Emerging from Hard Times: A Dancing Rabbit Update

Published: Tue, 05/10/22

Dancing Rabbit Ecovillage

Emerging from Hard Times:
A Dancing Rabbit Update

 

Althea and Nikki having fun at potluck. Photo courtesy of Emeshe.
Are we back to normal? This seems to be the question floating around the village these days. And there have been moments this spring when the answer has felt like a "yes". Like during a particularly lively potluck with the visitors last week, which brought attendees a healthy serving of friendly chatter, shrieking children, and some of the season's first home-grown greens. Or during the rambunctious jam session which followed, filling the Common House with live music for the first time in a long time. As the walls hummed with strings, drums, and full-throated singing I couldn’t help but hope that the space was being reclaimed in some way. Reclaimed from the controversy and strife of the past few years and reinstated as a hub of community participation.

Emeshe here, reporting that it’s been easy for me to feel hopeful this season with the return of community dances, in-person meetings, song circles, and work parties to the rotation of things to do around the village. There is pleasure in having some hustle and bustle after the stillness and solitude of winter. I like that there’s plenty to do around here, and having never spent a spring in Missouri before, I have loved the abundance of blossoming trees, lush grass, and rain. As someone from ever-arid Colorado, I feel enamored with a landscape that is verdant instead of parched, and pastoral instead of severe.
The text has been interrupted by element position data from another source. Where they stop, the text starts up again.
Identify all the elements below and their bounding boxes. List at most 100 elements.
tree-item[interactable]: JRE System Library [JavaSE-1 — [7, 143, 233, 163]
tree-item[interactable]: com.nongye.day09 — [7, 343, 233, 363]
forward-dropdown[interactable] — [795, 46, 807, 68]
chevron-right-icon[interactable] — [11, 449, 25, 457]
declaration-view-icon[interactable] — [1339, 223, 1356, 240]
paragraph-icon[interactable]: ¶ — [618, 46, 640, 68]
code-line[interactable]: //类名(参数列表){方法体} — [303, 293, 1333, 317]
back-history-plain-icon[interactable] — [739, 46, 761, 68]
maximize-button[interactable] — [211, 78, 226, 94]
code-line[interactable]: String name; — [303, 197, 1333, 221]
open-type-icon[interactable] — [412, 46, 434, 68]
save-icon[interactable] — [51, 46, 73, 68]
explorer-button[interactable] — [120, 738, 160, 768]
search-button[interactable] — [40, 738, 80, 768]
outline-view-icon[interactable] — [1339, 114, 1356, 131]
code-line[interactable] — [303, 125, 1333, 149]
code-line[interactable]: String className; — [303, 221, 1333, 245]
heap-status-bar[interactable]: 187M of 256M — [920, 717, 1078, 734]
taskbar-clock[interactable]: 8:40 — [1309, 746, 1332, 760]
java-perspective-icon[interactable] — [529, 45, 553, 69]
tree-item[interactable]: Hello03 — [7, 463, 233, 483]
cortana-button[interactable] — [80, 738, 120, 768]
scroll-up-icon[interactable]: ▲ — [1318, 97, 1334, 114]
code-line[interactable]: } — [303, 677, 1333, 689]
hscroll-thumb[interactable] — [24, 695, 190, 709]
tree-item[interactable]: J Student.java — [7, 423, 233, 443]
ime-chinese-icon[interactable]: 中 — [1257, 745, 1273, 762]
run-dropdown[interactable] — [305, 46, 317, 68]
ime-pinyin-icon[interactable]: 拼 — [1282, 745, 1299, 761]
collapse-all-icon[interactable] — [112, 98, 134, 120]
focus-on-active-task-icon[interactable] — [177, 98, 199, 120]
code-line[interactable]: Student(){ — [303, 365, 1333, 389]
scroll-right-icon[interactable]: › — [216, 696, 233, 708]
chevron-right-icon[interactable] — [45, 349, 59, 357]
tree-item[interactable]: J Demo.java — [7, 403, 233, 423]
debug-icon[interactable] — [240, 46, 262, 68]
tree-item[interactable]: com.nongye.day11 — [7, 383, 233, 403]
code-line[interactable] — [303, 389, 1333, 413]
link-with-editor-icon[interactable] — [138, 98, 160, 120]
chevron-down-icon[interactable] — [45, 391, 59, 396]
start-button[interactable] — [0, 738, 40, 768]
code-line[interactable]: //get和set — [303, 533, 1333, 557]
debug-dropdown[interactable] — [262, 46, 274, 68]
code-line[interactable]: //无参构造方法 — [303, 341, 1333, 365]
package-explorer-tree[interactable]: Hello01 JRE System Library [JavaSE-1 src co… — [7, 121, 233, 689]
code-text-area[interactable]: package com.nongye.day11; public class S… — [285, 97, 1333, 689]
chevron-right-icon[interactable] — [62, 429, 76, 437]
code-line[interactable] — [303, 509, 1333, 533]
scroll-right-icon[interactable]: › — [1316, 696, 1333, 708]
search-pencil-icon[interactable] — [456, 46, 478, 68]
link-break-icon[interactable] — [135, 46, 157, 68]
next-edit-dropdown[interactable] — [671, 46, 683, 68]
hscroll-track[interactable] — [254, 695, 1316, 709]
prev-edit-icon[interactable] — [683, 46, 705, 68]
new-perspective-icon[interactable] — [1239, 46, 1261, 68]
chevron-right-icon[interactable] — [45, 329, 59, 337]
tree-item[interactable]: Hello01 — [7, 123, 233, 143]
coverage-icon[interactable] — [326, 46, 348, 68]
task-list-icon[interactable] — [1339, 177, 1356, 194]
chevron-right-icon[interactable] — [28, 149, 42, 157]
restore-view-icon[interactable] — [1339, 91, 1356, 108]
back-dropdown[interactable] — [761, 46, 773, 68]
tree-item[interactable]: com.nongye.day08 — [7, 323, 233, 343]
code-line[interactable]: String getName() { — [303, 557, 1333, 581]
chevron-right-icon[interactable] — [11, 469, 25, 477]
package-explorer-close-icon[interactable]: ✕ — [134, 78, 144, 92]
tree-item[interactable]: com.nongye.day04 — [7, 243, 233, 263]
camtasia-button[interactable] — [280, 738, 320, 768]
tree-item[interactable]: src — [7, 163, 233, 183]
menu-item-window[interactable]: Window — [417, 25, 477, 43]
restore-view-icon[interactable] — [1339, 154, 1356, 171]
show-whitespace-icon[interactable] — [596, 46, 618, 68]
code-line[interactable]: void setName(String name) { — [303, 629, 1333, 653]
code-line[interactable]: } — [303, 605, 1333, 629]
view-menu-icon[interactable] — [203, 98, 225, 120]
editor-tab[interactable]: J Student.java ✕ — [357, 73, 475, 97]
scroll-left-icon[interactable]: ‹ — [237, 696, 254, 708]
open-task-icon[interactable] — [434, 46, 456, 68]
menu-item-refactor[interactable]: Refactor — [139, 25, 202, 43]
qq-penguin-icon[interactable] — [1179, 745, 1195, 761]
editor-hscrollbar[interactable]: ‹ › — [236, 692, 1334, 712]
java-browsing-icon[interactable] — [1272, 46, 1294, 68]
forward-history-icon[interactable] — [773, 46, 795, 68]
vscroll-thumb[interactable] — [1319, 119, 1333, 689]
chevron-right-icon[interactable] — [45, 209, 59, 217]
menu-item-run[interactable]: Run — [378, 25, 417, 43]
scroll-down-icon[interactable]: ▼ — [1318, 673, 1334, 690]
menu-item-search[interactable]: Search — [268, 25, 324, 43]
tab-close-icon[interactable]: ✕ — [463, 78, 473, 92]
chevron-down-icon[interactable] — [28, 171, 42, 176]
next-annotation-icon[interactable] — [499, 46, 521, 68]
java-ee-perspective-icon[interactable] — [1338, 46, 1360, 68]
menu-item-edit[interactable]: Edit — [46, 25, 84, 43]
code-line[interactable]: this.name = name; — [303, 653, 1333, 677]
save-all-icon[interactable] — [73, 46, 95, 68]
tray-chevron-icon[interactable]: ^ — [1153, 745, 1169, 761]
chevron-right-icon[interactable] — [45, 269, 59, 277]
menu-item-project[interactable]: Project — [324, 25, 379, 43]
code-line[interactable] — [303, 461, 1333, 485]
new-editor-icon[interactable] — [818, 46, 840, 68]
There is, however, a cautious quality to the optimism I have felt during these weeks. We are still in uncertain times and, in many ways, I’m not sure we know what “normal” is. Many of us have faced trauma, isolation, fear, and loss. We have seen the ugliness that these things can bring out in ourselves and the people around us. We have seen the ways in which financial, emotional, and physical stress can push people to speak words that are hurtful, can drain away easy good will, and can bring out unexpected harshness and judgment. Now we sit with many questions. Can we forgive those who have hurt us? Can we forgive the dark sides in ourselves and others that were shown when we were scared and under duress? Can we move forward and reunite as a village?

And what would such a reunion even look like? Times have changed from when Dancing Rabbit was a young community and lived mostly in the imaginations of its early members. We have moved away from the excitement energy of a new vision to the maintenance energy of a long-term project. If this community were a romantic partnership, we aren’t painting the baby’s bedroom anymore, we’re managing the realities of dirty diapers and daycare costs. The work we are doing now doesn’t have the same allure as creating something bright and shiny out of nothing, but I think it is equally as important, and, in some ways, harder.

So, maybe the concept of “back to normal” has no relevance around here because we have entered a new phase in our life cycle as an intentional community. We can’t go back to the scrappy early days, and we can’t go back to the way things were before the turbulence of the last few years, but that is okay. Now we can take ownership over how we create our new normal.

We are celebrating a quarter of a century as a village next week, which means that if DR were a person, this person would be entering a new phase of adulthood, maturity, and responsibility around this time of their life. So, “coming-of-age” is the word that I am carrying into our 25-year reunion next week. And I think it will allow me to hear people reminisce about the good old days, without yearning to recreate them. Childhood can be beautiful, but growing up is not about replicating the conditions of the past. It is about gathering wisdom from hard times and experience to create a better future. I believe that this is the work that Dancing Rabbit has set out for itself now; not to go back to normal, but to process the lessons we have learned in the name of becoming a stronger and more resilient community.

 
Emeshe Amade has returned to us this spring for a brief whirlwind of working at SubHub, designing and ordering t-shirts for the reunion, and generally lending a helping hand wherever needed. Thank you, Emeshe, for taking such loving care of our village!